Find the coefficient of $x^8$ in the  expansion of ${\left(x^2-\frac{1}{x}\right)}^{10}$

We know, 

General term in $(x+a{)}^n$ given by

$T_{r+1}=C(n,r)x^{n-r}{a}^r$

$\therefore$ General term in ${\left(x^2-\frac{1}{x}\right)}^{10}$

$\begin{array}{r}{T}_{r+1}=C(10,r){\left(x^2\right)}^{10-r}{\left(-\frac{1}{x}\right)}^r\\ \Rightarrow T_{r+1}=(-1{)}^{r}C(10,r)x^{20-2r}{x}^{-r}\end{array}$

The word with a coefficient of$x^8$ must now be found.

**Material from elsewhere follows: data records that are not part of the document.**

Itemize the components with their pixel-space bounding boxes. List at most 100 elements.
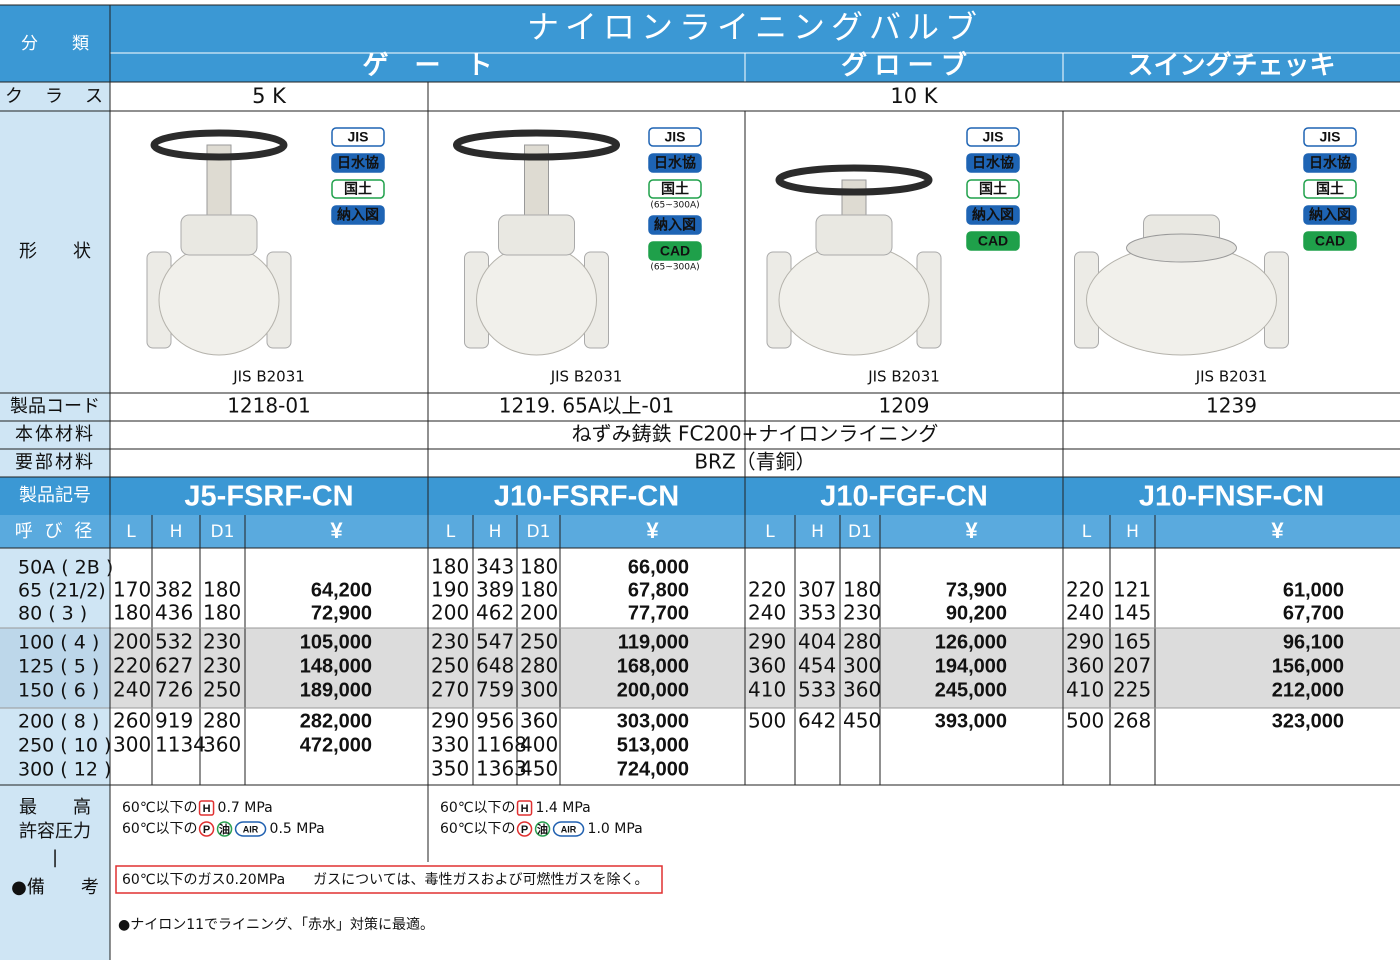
pressure-text: 60℃以下の xyxy=(122,821,198,837)
dimension: 648 xyxy=(476,654,514,678)
dimension: 250 xyxy=(431,654,469,678)
badge xyxy=(1303,179,1357,199)
model-code: J10-FGF-CN xyxy=(820,481,988,513)
material: BRZ（青銅） xyxy=(694,450,815,474)
product-code: 1239 xyxy=(1206,394,1257,418)
row-label: ク ラ ス xyxy=(5,86,105,107)
dimension: 300 xyxy=(843,654,881,678)
price: 73,900 xyxy=(946,579,1007,601)
dimension: 1134 xyxy=(155,733,206,757)
row-label: 許容圧力 xyxy=(19,821,91,842)
dimension: 260 xyxy=(113,709,151,733)
price: 472,000 xyxy=(300,734,372,756)
icon-text: AIR xyxy=(561,824,577,834)
dimension: 353 xyxy=(798,601,836,625)
dimension: 759 xyxy=(476,678,514,702)
badge xyxy=(331,205,385,225)
row-label: 要部材料 xyxy=(15,452,95,473)
price: 148,000 xyxy=(300,655,372,677)
badge-text: JIS xyxy=(982,129,1003,145)
column-header: L xyxy=(446,522,456,542)
badge-text: 日水協 xyxy=(972,155,1014,171)
column-header: L xyxy=(1082,522,1092,542)
dimension: 1363 xyxy=(476,757,527,781)
badge-note: (65~300A) xyxy=(650,263,699,273)
badge xyxy=(1303,127,1357,147)
dimension: 360 xyxy=(748,654,786,678)
badge xyxy=(331,127,385,147)
price: 67,800 xyxy=(628,579,689,601)
dimension: 410 xyxy=(748,678,786,702)
row-label: 形 状 xyxy=(19,241,91,262)
dimension: 360 xyxy=(1066,654,1104,678)
icon xyxy=(234,821,267,837)
dimension: 350 xyxy=(431,757,469,781)
page-title: ナイロンライニングバルブ xyxy=(527,8,983,46)
dimension: 230 xyxy=(431,630,469,654)
dimension: 450 xyxy=(520,757,558,781)
badge xyxy=(1303,231,1357,251)
dimension: 360 xyxy=(203,733,241,757)
price: 303,000 xyxy=(617,710,689,732)
product-image xyxy=(1074,214,1289,356)
badge-text: 国土 xyxy=(344,181,372,197)
badge-text: CAD xyxy=(660,243,690,259)
badge xyxy=(648,179,702,199)
icon-text: P xyxy=(203,824,210,836)
dimension: 330 xyxy=(431,733,469,757)
badge xyxy=(966,179,1020,199)
price: 194,000 xyxy=(935,655,1007,677)
header-bg xyxy=(0,5,1400,82)
pressure-text: 0.5 MPa xyxy=(270,821,325,837)
dimension: 400 xyxy=(520,733,558,757)
standard: JIS B2031 xyxy=(1195,368,1268,386)
dimension: 450 xyxy=(843,709,881,733)
gas-note-box xyxy=(115,865,663,894)
badge xyxy=(648,241,702,261)
icon xyxy=(516,821,533,837)
dimension: 462 xyxy=(476,601,514,625)
row-label: 本体材料 xyxy=(15,424,95,445)
dimension: 180 xyxy=(113,601,151,625)
dimension: 180 xyxy=(520,578,558,602)
price: 189,000 xyxy=(300,679,372,701)
bonnet xyxy=(815,214,893,256)
dimension: 307 xyxy=(798,578,836,602)
badge-text: 国土 xyxy=(661,181,689,197)
dimension: 180 xyxy=(520,555,558,579)
pressure-text: 60℃以下の xyxy=(122,800,198,816)
dimension: 290 xyxy=(748,630,786,654)
column-header: D1 xyxy=(848,522,872,542)
valve-type: スイングチェッキ xyxy=(1127,50,1335,80)
dimension: 180 xyxy=(431,555,469,579)
size: 250 ( 10 ) xyxy=(18,735,111,757)
column-header: D1 xyxy=(211,522,235,542)
column-header: D1 xyxy=(527,522,551,542)
dimension: 250 xyxy=(520,630,558,654)
product-image xyxy=(766,164,942,356)
badge xyxy=(331,179,385,199)
badge xyxy=(966,153,1020,173)
dimension: 343 xyxy=(476,555,514,579)
badge xyxy=(966,127,1020,147)
column-header: L xyxy=(765,522,775,542)
price: 119,000 xyxy=(618,631,689,653)
column-header: ¥ xyxy=(330,518,343,543)
badge-note: (65~300A) xyxy=(650,201,699,211)
badge xyxy=(648,127,702,147)
standard: JIS B2031 xyxy=(867,368,940,386)
badge-text: 納入図 xyxy=(1309,207,1351,223)
valve-type: ゲ ー ト xyxy=(362,50,492,80)
price: 64,200 xyxy=(311,579,372,601)
dimension: 1168 xyxy=(476,733,527,757)
size: 100 ( 4 ) xyxy=(18,632,99,654)
pressure-text: 0.7 MPa xyxy=(218,800,273,816)
product-code: 1218-01 xyxy=(227,394,311,418)
column-header: L xyxy=(126,522,136,542)
dimension: 956 xyxy=(476,709,514,733)
dimension: 145 xyxy=(1113,601,1151,625)
dimension: 360 xyxy=(520,709,558,733)
icon xyxy=(216,821,233,837)
valve-body xyxy=(158,244,280,356)
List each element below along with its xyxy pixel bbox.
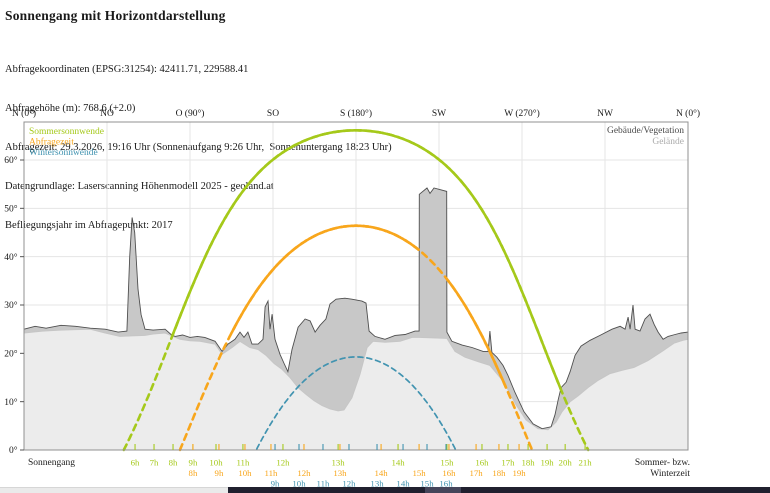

$$\begin{gathered} \therefore 20-2r-r=8 \\ \Rightarrow r=4 \end{gathered}$$

So, ${\mathrm{T}}^{5 }$will have coefficient $x^8$

$\begin{array}{l}\therefore T_5=(-1{)}^{4}C(10,4)x^8\\ \Rightarrow T_5=\frac{10\cdot 9\cdot 8\cdot 7}{4\cdot 3\cdot 2\cdot 1}{x}^8\\ \Rightarrow T_5=210x^8\end{array}$

So, the coefficient of  $x^8$ in the given expansion will be $210.$